Forking is virtually free. The whole point of building on Freestyle VMs is that you can fork at every decision the agent is unsure about and let the branches race. Fan out aggressively. When a branch is done, vm.suspend() parks it for storage-only cost, or vm.kill() reclaims it entirely. The cost of an extra fork is tiny next to the cost of an agent picking the wrong path and redoing hours of work.
Resuming days later
A snapshot is an immutable record of memory, disk, and CPU state. Days or weeks later, you can restore the VM by its vmId and the agent picks up exactly where it stopped: same Python interpreter, same in-memory caches, same open file handles.
const { vm } = await freestyle.vms.get({ vmId, spec });
await vm.start();
That matters because research questions evolve. New evidence shows up, a stakeholder asks a follow-up, the earlier conclusion needs revisiting. Restoring from a snapshot is faster and cheaper than rerunning. It also lets humans intervene: a reviewer can SSH in, inspect the intermediate state, leave notes, and resume the agent with new guidance without losing the hours of context that came before. From the CLI, the same shapes are one command away: npx freestyle vm list, npx freestyle vm exec <vm-id> '<cmd>', or npx freestyle vm create --snapshot <id> --ssh.
Questions and answers
Q: How does live forking actually work?
A live fork copies the running VM's memory, disk, and CPU state and produces a second VM that is independent from the first. Both VMs continue from the same moment. Writes in one do not appear in the other. From the agent's perspective inside the VM, it just keeps running.

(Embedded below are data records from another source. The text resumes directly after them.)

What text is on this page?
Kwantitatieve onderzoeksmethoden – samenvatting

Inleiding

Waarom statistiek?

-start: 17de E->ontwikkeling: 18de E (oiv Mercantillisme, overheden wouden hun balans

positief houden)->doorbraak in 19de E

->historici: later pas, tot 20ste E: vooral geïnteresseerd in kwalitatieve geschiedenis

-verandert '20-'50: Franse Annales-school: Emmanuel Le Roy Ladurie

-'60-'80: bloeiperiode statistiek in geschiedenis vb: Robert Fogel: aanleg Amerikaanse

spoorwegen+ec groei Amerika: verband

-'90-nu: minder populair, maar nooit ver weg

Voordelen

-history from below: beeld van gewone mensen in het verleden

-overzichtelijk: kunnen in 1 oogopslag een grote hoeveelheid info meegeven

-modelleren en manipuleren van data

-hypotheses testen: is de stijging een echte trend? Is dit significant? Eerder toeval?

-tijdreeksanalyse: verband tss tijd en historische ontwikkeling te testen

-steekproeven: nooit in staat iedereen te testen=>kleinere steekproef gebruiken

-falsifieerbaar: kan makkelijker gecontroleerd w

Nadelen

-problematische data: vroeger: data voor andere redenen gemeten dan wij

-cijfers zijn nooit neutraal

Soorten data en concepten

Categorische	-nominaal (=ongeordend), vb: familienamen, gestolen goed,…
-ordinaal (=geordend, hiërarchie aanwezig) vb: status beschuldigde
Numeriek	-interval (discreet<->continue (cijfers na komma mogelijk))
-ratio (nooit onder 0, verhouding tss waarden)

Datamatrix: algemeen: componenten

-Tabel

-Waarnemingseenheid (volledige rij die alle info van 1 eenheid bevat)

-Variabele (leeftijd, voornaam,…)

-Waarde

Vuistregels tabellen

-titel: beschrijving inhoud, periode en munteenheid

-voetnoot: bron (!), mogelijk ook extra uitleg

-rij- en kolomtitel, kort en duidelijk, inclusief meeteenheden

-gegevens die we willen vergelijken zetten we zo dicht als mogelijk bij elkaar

Q: How expensive is a fork?
Virtually free. A live fork is a copy-on-write split of an already-running VM, not a fresh boot, so you skip the install, the clone, the cache warmup, and everything else the parent already paid for. You pay for the divergent state's storage and for the runtime of the new VM, both of which round to nothing next to the cost of the agent re-fetching pages, re-parsing PDFs, or re-running the literature review. Fork at every decision point you care about. Idle forks can be suspend()ed for storage-only cost and resume in under 100ms when you come back.
Q: How do I merge findings from parallel branches?
Treat each branch as a contributor to a shared repository. Each fork writes its findings to a branch on a Freestyle Git repo. A merge step, run by the agent or by you, dedups citations by hash, reconciles contradictions explicitly, and produces a synthesis commit. Git is the convergence layer because it already knows how to compare and merge structured text.
Q: Why not just use chain-of-thought in a single context window?
Chain-of-thought is a reasoning technique inside one model call. It has no snapshots, no forks, no persistent artifacts, and no recovery from a crash. For a five-minute task that is fine. For an agent that runs for hours, accumulates gigabytes of source material, and explores branching hypotheses, the context window is the wrong unit of state. The VM is the right unit, and chain-of-thought still happens on top of it.
Q: What stays on the VM filesystem versus in Git?
Raw artifacts (fetched HTML, PDFs, embeddings, scraped tables) stay on the VM filesystem under workdir. They are large, binary, and not interesting to diff. Synthesized output (notes, summaries, citation lists, the final report) goes in Git. That is the stuff humans review and follow-up agents read.
Q: What if the agent gets stuck or goes off the rails?
Restore from the last good snapshot. Because every meaningful finding produced a snapshot, the worst case is losing the work between the last snapshot and now. You can also live-fork from a running VM with new instructions, leaving the original branch intact for comparison. Recovery is a property of the state model, not something you bolt on.
Deep research agents need real machines that can fork mid-execution, suspend, snapshot, and restore. Freestyle VMs give you those primitives, and Freestyle Git gives you the convergence layer for everything they produce. Together they turn long-running, branching research workflows into something you can build a product on.